Define $u(x) = y(x + x_0)$, then$$ \begin{cases} u'' + λu = 0\\ u(0) = u(x_1 - x_0) = 0 \end{cases} $$ which reduces the original problem to an easier form.

Answer 2

$\newcommand{\bbx}[1]{\,\bbox[15px,border:1px groove navy]{\displaystyle{#1}}\,} \newcommand{\braces}[1]{\left\lbrace\,{#1}\,\right\rbrace} \newcommand{\bracks}[1]{\left\lbrack\,{#1}\,\right\rbrack} \newcommand{\dd}{\mathrm{d}} \newcommand{\ds}[1]{\displaystyle{#1}} \newcommand{\expo}[1]{\,\mathrm{e}^{#1}\,} \newcommand{\ic}{\mathrm{i}} \newcommand{\mc}[1]{\mathcal{#1}} \newcommand{\mrm}[1]{\mathrm{#1}} \newcommand{\pars}[1]{\left(\,{#1}\,\right)} \newcommand{\partiald}[3][]{\frac{\partial^{#1} #2}{\partial #3^{#1}}} \newcommand{\root}[2][]{\,\sqrt[#1]{\,{#2}\,}\,} \newcommand{\totald}[3][]{\frac{\mathrm{d}^{#1} #2}{\mathrm{d} #3^{#1}}} \newcommand{\verts}[1]{\left\vert\,{#1}\,\right\vert}$

Write your solution as $\ds{a\sin\pars{\root{\lambda}\bracks{x - x_{0}}}}$ which already satisfies the boundary condition at $\ds{x = x_{0}}$.

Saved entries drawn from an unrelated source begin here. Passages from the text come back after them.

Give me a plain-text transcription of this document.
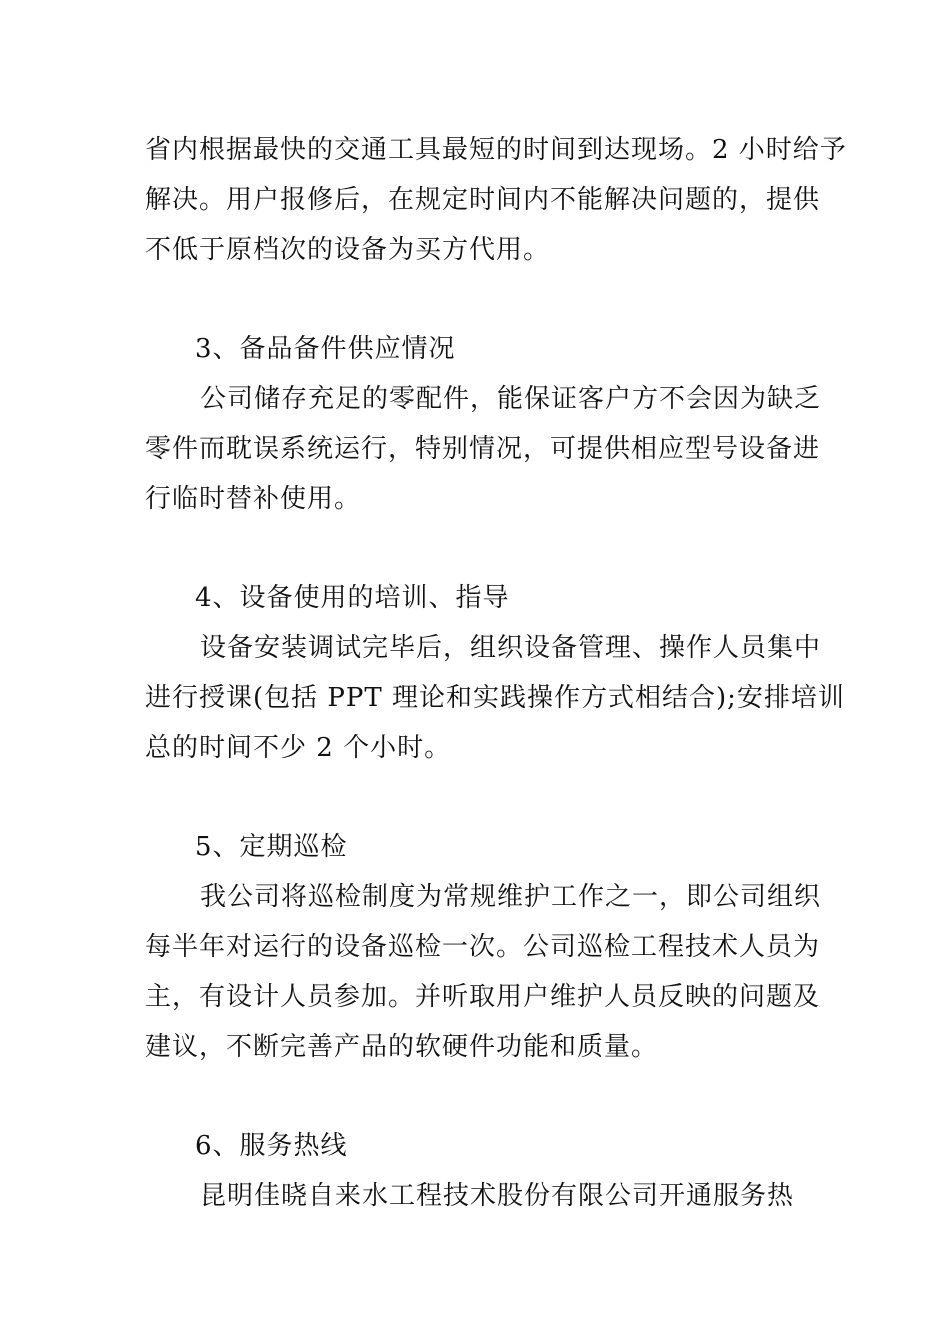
省内根据最快的交通工具最短的时间到达现场。2 小时给予
解决。用户报修后，在规定时间内不能解决问题的，提供
不低于原档次的设备为买方代用。
3、备品备件供应情况
公司储存充足的零配件，能保证客户方不会因为缺乏
零件而耽误系统运行，特别情况，可提供相应型号设备进
行临时替补使用。
4、设备使用的培训、指导
设备安装调试完毕后，组织设备管理、操作人员集中
进行授课(包括 PPT 理论和实践操作方式相结合);安排培训
总的时间不少 2 个小时。
5、定期巡检
我公司将巡检制度为常规维护工作之一，即公司组织
每半年对运行的设备巡检一次。公司巡检工程技术人员为
主，有设计人员参加。并听取用户维护人员反映的问题及
建议，不断完善产品的软硬件功能和质量。
6、服务热线
昆明佳晓自来水工程技术股份有限公司开通服务热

Then, \begin{align} 0 & = \mrm{y}\pars{x_{1}} = a\sin\pars{\root{\lambda}\bracks{x_{1} - x_{0}}} \stackrel{\large\mrm{non\ trivial\ solution} \atop \large a\ \not=\ 0}{\implies} \root{\lambda}\bracks{x_{1} - x_{0}} = n\pi\,,\qquad n \in \mathbb{N}_{\ \geq\ 1} \\[5mm] & \implies \root{\lambda} = n\,{\pi \over x_{1} - x_{0}} \implies \bbx{B_{n}\sin\pars{n\,{\pi \over x_{1} - x_{0}}\bracks{x - x_{0}}}} \end{align}